Adesso il primo desiderio è quello di «stare con la piccola e gli amici più cari, per tutelarla da eccessive attenzioni, poi verrà anche il momento di parlare e raccontare le tante prove superate». Così, le due mamme, per celebrare la seconda «nascita» della loro bambina, che oggi ha sette anni, hanno scelto di stare in silenzio e condividere l’emozione solo con pochi, pochissimi, a loro cari.
 
L’IMPERATIVO
«Prima di tutto, come sempre, l’imperativo è tutelare la bimba». A dare voce a quell’emozione è l’avvocato Maria Antonia Pili che le ha seguite passo passo e portate fino alla vittoria. «Non è stata una scelta improvvisata quella di mettere al mondo una vita - racconta - tutt’altro, la relazione durava già da oltre dieci anni. Il desiderio di completare la famiglia con una figlia era molto forte, così la scelta di andare in Spagna». La donna più giovane, poco più che quarantenne, è la madre biologica, la sua compagna, quasi cinquantenne, invece, è l’adottante. È stata proprio lei a cercare aiuto. «È accaduto tutto per caso - prosegue - eravamo a un convegno sulle famiglie omosessuali e la possibilità di adozione. Alla fine, mi ha raccontato la sua storia».

LA STORIA
Una storia di cui non ha voluto nascondere «il dolore, il senso di inquietudine, quel sentimento forte di chi è costretto a vivere nella clandestinità una scelta chiara e consapevole». Una scelta «provata» dai tanti attacchi che la coppia e perfino l’avvocato hanno dovuto subire in questo periodo, come fosse una colpa cercare di ottenere più diritti per la piccola. «La bambina è serena, lo è sempre stata. Non percepisce alcuna differenza rispetto agli altri coetanei, agli amichetti. Chiama entrambe mamma, le sente tutte e due come tali. Sono gli adulti, i pregiudizi, la legge a vedere la differenza, molte volte. La bambina sa di vivere in una famiglia normale in cui è molto amata ed ha la certezza di essere come tutti gli altri. Senza alcun sentimento di frustrazione. È contenta. Si vede al primo sguardo e lo hanno comprovato anche i colloqui fatti per la causa».

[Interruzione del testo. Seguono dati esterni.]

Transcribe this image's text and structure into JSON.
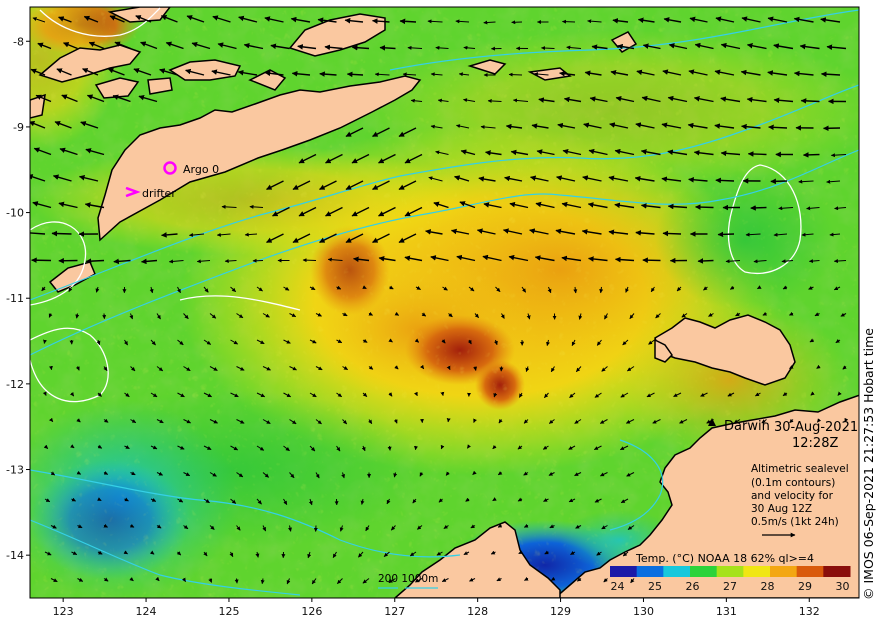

Così ora la sentenza le ha solo regalato la possibilità di «presentare» le sue due mamme senza paura pure agli altri, sui documenti, nelle carte ufficiali e via dicendo. E sicuramente le ha fatto la sorpresa di una festa che, dopo due anni e mezzo di iter in tribunale, e sette di vita, non può che essere appena iniziata.